Bölüm 15

1.9K 84 11
                                    

"Bulut sana diyorum duymuyor musun !?" Babamın sesi ile kendime gelmiştim.

Geçmişte yaşanan şeyler hiçbir zaman silinmiyordu beynimden. O gece kül olmuş villanın önünde sabaha kadar çaresizce ağlamam, hayatımın mahvolması... Her şey bu turuncu saçlı kız yüzündendi. Ve şimdi onun kayıtlı görüntüleriyle bunlar yaşanırken komada olduğu söyleniyordu. Peki ya benim ? Benim o kötü anılarımın kahramı olan bu yılan o yılan değilse o yılan kim ?

Kahretsin iyice beynim error vermeye başladı !

"İmkansız " diye fısıldayabildim en son zar zor.

"Hayır bak kayıtlar var. "

"Ben doğru söylüyorum ne olur inanın bana "

Sertçe ona döndüğümde sandalyeye iyice sindi. " senle seviştim lan. O da mı hayal di. Lan daha iki yıl önce seviştiğim kadın gelmiş karşıma beş yıldır uyuyorum diyor. Beynimi yedin Mısra ! Hayatıma girdiğin güne lanet olsun !"

"Kendine gel bulut karşında baban var. Söylediğin sözleri düşün öyle konuş ! Ben Mısra'ya inanıyorum. Şimdi bu kağıtları imzalayın. "

"Onlar ne ?"

"Evli olacaksınız bunları imzalayınca. Ben her şeyi hallettim. Tıpki senin Hikmete yaptığın gibi bende sana hazırladım. "

"Lanet olsun baba !"

"Bulut şartım hala geçerli kabul ediyorsan eğer.."

Hızla sözünü kestim "tamam imzalayalım bitsin "

Rüzgarın buraya gelmesi düşüncesine kesinlikle henüz hazır değildim.
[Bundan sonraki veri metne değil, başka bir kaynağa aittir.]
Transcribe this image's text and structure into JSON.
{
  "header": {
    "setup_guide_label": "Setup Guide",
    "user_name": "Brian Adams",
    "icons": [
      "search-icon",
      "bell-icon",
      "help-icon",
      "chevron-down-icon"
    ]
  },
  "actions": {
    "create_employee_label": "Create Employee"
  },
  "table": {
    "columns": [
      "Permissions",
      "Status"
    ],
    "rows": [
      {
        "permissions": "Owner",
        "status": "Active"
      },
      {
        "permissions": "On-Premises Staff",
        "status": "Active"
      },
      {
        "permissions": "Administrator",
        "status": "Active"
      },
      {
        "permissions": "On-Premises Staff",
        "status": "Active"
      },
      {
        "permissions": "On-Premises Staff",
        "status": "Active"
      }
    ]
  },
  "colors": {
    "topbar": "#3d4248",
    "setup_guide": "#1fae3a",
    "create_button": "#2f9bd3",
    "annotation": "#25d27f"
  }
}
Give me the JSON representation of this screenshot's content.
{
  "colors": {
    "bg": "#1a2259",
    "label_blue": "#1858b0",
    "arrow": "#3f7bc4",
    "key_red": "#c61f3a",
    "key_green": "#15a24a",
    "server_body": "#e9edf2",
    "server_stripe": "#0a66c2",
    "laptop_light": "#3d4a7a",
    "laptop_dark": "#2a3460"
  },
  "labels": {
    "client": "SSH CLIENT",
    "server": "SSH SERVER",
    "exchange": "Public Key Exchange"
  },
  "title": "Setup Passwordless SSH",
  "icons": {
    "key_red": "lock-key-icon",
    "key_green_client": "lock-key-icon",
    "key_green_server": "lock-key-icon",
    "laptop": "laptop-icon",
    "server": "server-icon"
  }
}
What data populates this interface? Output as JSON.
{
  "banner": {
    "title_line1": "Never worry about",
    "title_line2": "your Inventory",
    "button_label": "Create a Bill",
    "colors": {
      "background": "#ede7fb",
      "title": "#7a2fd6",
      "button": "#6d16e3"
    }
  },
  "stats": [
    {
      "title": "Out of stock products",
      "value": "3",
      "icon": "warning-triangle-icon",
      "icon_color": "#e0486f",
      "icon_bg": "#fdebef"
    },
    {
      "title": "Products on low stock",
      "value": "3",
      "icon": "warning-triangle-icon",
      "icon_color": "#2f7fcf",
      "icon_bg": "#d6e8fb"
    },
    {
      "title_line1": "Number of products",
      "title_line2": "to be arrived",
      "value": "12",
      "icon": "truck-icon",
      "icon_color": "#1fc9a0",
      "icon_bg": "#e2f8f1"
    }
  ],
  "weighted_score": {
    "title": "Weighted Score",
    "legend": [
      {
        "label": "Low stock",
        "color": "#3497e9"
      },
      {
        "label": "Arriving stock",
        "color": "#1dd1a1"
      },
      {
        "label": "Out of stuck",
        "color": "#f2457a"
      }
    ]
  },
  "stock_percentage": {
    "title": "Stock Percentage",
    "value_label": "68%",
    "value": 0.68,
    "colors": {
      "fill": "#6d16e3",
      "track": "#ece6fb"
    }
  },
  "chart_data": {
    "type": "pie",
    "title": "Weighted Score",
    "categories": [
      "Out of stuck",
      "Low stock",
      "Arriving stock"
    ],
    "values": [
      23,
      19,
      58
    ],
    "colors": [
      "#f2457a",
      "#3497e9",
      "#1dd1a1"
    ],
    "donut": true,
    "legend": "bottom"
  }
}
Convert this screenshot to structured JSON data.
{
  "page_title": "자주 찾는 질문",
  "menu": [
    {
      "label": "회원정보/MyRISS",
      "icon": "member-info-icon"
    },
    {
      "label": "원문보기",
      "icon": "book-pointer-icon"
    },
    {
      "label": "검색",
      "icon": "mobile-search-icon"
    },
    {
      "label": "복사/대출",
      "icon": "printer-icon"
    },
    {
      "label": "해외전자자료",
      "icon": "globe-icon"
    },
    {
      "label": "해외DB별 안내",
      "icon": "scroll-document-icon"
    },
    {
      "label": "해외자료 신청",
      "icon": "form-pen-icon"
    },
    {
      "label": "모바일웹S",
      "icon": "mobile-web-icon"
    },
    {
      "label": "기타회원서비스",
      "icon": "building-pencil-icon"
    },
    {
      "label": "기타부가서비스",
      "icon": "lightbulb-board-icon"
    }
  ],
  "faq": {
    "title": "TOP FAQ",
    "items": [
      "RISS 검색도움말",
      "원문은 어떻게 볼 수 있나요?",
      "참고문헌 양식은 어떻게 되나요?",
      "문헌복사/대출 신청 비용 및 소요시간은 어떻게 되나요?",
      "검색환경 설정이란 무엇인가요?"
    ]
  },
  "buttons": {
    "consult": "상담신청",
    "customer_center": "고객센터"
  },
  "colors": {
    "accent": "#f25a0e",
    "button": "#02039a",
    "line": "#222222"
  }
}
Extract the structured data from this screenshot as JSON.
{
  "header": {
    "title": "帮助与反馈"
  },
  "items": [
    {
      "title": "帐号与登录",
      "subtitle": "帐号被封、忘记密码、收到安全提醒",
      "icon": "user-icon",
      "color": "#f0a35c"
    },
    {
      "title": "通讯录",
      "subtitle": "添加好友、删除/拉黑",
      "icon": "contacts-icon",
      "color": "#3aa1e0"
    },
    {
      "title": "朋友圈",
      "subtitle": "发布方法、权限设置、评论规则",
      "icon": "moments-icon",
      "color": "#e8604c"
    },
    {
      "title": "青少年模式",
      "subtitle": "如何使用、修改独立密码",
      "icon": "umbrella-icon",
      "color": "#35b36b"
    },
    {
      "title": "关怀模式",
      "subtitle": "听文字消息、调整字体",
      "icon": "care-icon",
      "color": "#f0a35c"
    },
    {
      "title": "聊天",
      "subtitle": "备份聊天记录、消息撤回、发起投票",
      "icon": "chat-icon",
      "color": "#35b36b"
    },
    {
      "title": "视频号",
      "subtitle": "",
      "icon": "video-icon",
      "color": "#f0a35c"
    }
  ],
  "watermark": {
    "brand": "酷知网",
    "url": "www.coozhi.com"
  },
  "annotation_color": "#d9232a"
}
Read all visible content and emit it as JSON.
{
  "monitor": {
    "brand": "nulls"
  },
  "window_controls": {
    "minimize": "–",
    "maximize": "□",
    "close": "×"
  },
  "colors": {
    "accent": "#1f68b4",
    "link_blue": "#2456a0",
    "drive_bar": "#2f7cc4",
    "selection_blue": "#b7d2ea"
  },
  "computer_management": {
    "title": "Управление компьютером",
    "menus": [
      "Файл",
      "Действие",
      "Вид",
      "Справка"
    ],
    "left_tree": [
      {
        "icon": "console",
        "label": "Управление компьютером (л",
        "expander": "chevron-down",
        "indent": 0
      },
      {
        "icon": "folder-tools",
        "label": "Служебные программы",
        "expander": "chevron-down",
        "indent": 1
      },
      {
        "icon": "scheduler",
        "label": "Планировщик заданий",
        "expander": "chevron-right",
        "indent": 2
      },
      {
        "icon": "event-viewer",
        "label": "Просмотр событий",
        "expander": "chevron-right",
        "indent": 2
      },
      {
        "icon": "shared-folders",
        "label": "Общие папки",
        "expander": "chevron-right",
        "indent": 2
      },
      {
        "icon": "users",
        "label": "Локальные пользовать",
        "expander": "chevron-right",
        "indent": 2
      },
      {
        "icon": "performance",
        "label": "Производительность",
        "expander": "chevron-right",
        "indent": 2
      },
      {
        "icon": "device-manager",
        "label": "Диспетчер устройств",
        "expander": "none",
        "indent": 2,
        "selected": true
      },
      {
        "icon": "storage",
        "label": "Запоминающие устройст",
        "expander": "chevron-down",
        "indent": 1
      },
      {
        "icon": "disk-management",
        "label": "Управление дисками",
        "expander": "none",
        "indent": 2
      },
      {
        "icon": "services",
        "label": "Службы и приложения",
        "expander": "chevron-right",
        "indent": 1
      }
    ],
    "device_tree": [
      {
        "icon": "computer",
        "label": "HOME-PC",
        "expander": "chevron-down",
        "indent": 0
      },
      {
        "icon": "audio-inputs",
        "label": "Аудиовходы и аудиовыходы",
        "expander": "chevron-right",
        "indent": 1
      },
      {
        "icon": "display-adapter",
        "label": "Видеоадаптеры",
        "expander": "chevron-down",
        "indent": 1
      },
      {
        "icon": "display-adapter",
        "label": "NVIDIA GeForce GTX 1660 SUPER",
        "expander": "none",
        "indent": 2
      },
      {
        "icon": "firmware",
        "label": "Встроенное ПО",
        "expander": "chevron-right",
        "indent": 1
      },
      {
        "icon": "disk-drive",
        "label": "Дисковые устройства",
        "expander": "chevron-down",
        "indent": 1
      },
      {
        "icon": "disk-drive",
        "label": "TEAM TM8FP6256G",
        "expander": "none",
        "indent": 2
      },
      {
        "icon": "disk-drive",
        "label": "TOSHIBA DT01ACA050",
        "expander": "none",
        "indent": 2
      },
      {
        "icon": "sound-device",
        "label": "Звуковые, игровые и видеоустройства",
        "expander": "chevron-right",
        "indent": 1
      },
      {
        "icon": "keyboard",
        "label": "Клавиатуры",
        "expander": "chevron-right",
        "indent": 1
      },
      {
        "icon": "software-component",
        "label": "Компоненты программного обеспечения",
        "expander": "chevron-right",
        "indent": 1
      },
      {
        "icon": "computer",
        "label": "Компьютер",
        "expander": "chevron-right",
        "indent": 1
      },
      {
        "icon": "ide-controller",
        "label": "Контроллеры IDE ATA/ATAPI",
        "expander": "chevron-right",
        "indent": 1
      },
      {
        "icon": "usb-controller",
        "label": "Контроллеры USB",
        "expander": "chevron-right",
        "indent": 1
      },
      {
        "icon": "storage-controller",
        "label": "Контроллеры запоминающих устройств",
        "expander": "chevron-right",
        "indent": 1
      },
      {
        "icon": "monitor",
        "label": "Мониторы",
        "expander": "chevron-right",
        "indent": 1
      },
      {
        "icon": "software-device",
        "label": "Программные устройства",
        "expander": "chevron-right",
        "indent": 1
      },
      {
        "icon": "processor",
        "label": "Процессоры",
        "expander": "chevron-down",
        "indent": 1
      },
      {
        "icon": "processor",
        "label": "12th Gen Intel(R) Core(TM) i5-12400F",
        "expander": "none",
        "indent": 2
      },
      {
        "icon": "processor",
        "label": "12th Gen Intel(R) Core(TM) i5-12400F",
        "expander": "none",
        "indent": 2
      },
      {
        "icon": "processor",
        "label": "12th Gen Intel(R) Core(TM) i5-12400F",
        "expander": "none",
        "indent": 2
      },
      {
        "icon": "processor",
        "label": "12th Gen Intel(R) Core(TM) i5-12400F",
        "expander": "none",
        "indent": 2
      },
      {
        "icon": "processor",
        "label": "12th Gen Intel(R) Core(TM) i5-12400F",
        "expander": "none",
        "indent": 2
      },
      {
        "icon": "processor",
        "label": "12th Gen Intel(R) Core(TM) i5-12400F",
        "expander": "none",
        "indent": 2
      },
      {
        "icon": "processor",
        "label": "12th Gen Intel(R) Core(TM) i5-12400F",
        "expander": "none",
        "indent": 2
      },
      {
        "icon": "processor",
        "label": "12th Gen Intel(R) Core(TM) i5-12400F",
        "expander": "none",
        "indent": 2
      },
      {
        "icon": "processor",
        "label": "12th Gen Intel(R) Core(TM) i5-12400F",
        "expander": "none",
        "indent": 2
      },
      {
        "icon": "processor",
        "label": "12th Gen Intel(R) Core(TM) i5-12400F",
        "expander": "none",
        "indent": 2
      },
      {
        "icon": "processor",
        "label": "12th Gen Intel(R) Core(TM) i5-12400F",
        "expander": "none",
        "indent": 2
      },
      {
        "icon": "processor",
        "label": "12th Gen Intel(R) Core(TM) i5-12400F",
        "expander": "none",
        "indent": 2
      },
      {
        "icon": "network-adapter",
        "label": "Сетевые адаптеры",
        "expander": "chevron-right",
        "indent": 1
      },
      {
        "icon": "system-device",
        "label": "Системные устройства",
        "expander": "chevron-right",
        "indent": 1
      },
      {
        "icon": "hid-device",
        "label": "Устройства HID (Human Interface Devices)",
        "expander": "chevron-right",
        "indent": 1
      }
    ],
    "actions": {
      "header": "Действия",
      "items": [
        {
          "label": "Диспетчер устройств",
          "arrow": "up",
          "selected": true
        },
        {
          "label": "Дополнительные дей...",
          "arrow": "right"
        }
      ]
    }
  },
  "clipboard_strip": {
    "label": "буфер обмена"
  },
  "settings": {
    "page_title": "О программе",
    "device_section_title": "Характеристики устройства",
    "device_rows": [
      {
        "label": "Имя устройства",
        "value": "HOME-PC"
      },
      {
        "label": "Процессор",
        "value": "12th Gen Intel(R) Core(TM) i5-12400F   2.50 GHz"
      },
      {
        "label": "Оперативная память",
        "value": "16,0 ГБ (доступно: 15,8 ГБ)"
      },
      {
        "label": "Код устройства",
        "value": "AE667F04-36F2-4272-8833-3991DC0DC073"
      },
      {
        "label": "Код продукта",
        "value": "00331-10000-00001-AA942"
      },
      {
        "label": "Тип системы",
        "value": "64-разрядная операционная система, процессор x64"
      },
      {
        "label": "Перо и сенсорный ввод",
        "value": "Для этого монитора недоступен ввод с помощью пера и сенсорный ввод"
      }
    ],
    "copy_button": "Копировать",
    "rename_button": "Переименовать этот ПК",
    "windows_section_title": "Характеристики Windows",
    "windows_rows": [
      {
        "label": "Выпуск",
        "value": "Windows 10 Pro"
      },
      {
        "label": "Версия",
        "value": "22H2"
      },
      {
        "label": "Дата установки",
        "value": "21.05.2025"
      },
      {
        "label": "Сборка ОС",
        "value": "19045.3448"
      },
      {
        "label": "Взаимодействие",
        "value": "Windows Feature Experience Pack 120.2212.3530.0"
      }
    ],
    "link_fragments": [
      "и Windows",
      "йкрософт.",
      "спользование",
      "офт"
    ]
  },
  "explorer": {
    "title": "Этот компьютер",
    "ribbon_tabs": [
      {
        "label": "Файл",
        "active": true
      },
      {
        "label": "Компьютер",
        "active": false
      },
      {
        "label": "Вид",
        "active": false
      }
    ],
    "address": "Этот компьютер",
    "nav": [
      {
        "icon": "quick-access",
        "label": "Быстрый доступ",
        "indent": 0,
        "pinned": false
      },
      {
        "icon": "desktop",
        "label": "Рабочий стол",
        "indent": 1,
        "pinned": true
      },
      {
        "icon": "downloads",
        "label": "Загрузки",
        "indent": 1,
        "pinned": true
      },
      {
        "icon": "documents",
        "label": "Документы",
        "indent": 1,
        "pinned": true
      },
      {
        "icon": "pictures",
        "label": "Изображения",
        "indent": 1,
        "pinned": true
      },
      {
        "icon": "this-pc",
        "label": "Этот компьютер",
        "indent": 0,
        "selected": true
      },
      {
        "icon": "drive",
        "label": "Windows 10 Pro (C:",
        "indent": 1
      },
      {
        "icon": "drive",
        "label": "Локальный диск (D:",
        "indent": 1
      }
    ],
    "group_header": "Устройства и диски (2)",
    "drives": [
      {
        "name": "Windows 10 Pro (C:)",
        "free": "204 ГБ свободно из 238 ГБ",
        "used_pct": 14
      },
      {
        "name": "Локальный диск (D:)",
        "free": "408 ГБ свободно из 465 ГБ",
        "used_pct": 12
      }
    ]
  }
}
"Bu olmak zorunda mı Resul ağam"

Mısra'nın dolu gözlerle sorduğu soru sinirlerimi geriyordu. "Ben kabul ettim sen mi burun kıvırıyorsun. İlginçsin Mısra ! Ağzımın içine düşüyordun kaç yıl önce. Bak şimdi her şey istediğin gibi !"

"Yeter ! İkinizde imzalayın şunu. Yoksa Mısra sen Hikmet ağaya gidersin sende şartımı biliyorsun Bulut !"

Babam cümlesini bitirince Mısra titreyen eliyle kalemi tuttu zar zor imzaladı. Bende hızla imzaladım ve babama uzattım.

"Bundan sonra bu saçmalıklardan bıktım Bulut. Mısra seninle kalacak. Gerçek bir aile olacaksınız. İki senedir yas tutuyorsun. Artık yuva kurmanın zamanı gelmişti. Yeni karın Mısra. Mutlu olun. "

Gerisini dinlemeden odadan çıktım.

.

.

Saat 12 ye gelirken odamın kapısı tıklandı. "Gel "

İçeri giren bir adet Mısrayla şaşkınca yataktan doğruldum. En son beklediğim kişiydi. Hatta listede bile yoktu !

Kapıyı ardından kapatıp bana döndü "Resul ağa burada kalacağımı söyledi. Zilan hanım da Ayşe ile bu kıyafetleri yollamış. Ne olur bana bir şey yapma hiç bir suçum yok " hızlı hızlı bunları söylerken kapının ağzında duruyordu. Halıya diktiği gözlerini biran bana kaldırmadı.

Eğer onu tanımasam ne kadar saf ve temiz diyebilirdim ama o tam bir yılandı. Hemde zehirli.

Gözlerimi kıyafetine diktiğimde bembeyaz sabahlığın sımsıkı kapatılıp bağlandığını gördüm.

Korkusu her halinden belliydi. Evet benle evlenmesinin büyük ızdırap olacağını söylüyordu. O zaman bu ızdırabı kendim için zevke dönüştürüp ona acı çektirebilirdim.